An increasing number of French people see the EU as the source of their problems. It meddles in the fiscal policy of France as a condition for financing the French government's debt. France can't issue sovereign debt like the US does because it traded its national currency for the Euro. With its own currency and central bank, France would be able to conduct its own monetary policy like the Federal Reserve does in the US. This opinion is gaining popularity in France because economic recovery from the recession has been noticeably stronger in the US.

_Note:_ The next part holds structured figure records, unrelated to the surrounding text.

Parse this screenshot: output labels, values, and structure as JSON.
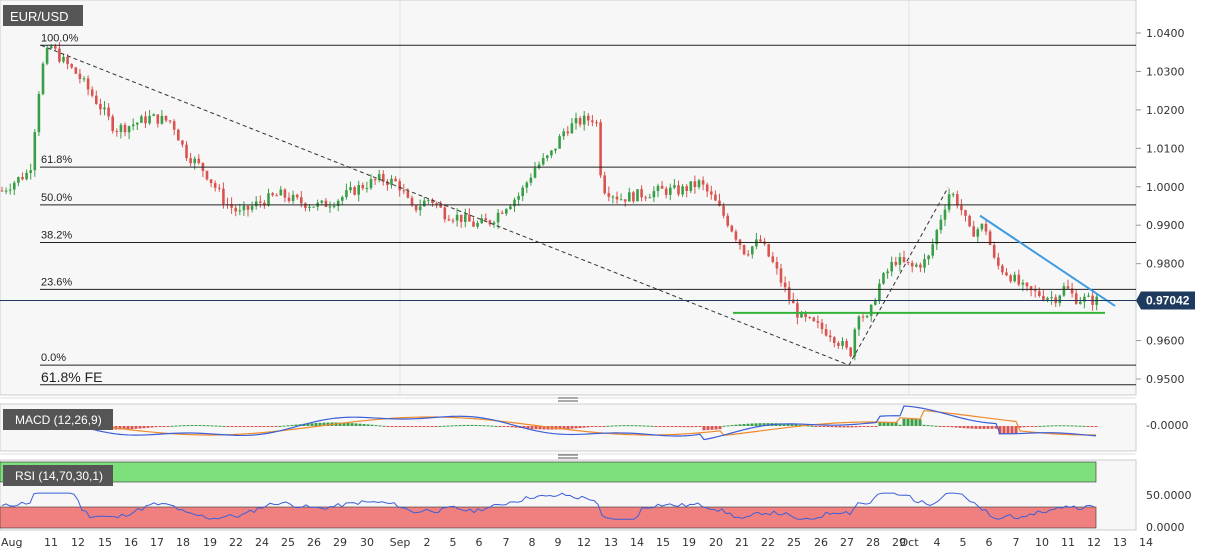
{
  "chart_data": {
    "type": "candlestick",
    "symbol": "EUR/USD",
    "current_price": "0.97042",
    "x_labels": [
      "Aug",
      "11",
      "12",
      "15",
      "16",
      "17",
      "18",
      "19",
      "22",
      "24",
      "25",
      "26",
      "29",
      "30",
      "Sep",
      "2",
      "5",
      "6",
      "7",
      "8",
      "9",
      "12",
      "13",
      "14",
      "15",
      "19",
      "20",
      "21",
      "22",
      "25",
      "26",
      "27",
      "28",
      "29",
      "Oct",
      "4",
      "5",
      "6",
      "7",
      "10",
      "11",
      "12",
      "13",
      "14"
    ],
    "price_axis": {
      "ticks": [
        "1.0400",
        "1.0300",
        "1.0200",
        "1.0100",
        "1.0000",
        "0.9900",
        "0.9800",
        "0.9600",
        "0.9500"
      ],
      "ylim": [
        0.9475,
        1.044
      ]
    },
    "fib_levels": [
      {
        "label": "100.0%",
        "price": 1.0368
      },
      {
        "label": "61.8%",
        "price": 1.0051
      },
      {
        "label": "50.0%",
        "price": 0.9953
      },
      {
        "label": "38.2%",
        "price": 0.9855
      },
      {
        "label": "23.6%",
        "price": 0.9733
      },
      {
        "label": "0.0%",
        "price": 0.9536
      },
      {
        "label": "61.8% FE",
        "price": 0.9485
      }
    ],
    "support_level": 0.9672,
    "trendlines": [
      {
        "name": "fib-retracement-line",
        "from": {
          "x": "11",
          "price": 1.0368
        },
        "to": {
          "x": "28",
          "price": 0.9536
        },
        "style": "dashed"
      },
      {
        "name": "expansion-line",
        "from": {
          "x": "28",
          "price": 0.9536
        },
        "to": {
          "x": "4",
          "price": 0.9998
        },
        "style": "dashed"
      },
      {
        "name": "resistance-line",
        "from": {
          "x": "6",
          "price": 0.9925
        },
        "to": {
          "x": "13",
          "price": 0.969
        },
        "style": "solid",
        "color": "#3e9ce0"
      }
    ],
    "macd": {
      "label": "MACD (12,26,9)",
      "ticks": [
        "-0.0000"
      ]
    },
    "rsi": {
      "label": "RSI (14,70,30,1)",
      "ticks": [
        "50.0000",
        "0.0000"
      ],
      "overbought": 70,
      "oversold": 30
    },
    "colors": {
      "up": "#3a9e48",
      "down": "#d9534f",
      "fib_line": "#222222",
      "support": "#35b338",
      "resistance": "#3e9ce0",
      "macd_line": "#3b5fd9",
      "signal_line": "#ee8a2a",
      "rsi_line": "#3b5fd9",
      "overbought_zone": "#7de07d",
      "oversold_zone": "#f08080",
      "label_bg": "#555555",
      "price_tag": "#1e3a5f"
    }
  }
}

The EU has no solution to offer except cuts in government spending. Many Americans swoon when they hear the numbers for the French government's budget. Something gets lost in translation. France doesn't have state and local government spending like the US does. It has one central government and one budget. If Americans summed their federal, state, and local budgets for a cumulative amount, it wouldn't be so far anymore from spending and revenue amounts in France. It's important to note that the total amount of government debt in France is still lower than it is in the US, as a percent of GDP.
Comparison of unemployment numbers in France and the US also lose in translation.
The EU is also blamed for erasing the borders of France under the freedom of movement policy that applies to most of the member states. The Front National stokes resentment directed toward anyone who isn't "français de souche," an expression I never even heard until a few years ago. "Native-born French" is the best translation I have. In almost eerie similarity, the election of the Socialists in 2012, seemed to awaken hatred and bigotry that was dormant in France the way that there was a resurgence of open racism after the election of Barack Obama in the US. François Hollande is the first President to appoint a black woman as a member of the cabinet. As the Justice Minister, Christiane Taubira has become the focus of racism in France in a way that almost seems to be a copycat version of events in the US.
The Socialists aren't exempt from criticism either. Hollande foolishly alienated his base by abandoning his party's historical principle as an ally of labor. This, too, is eerily familiar when compared with politics in the US in recent years.
There's are reasons why the voters' feet didn't carry them to the polls yesterday. And the result is familiar as well.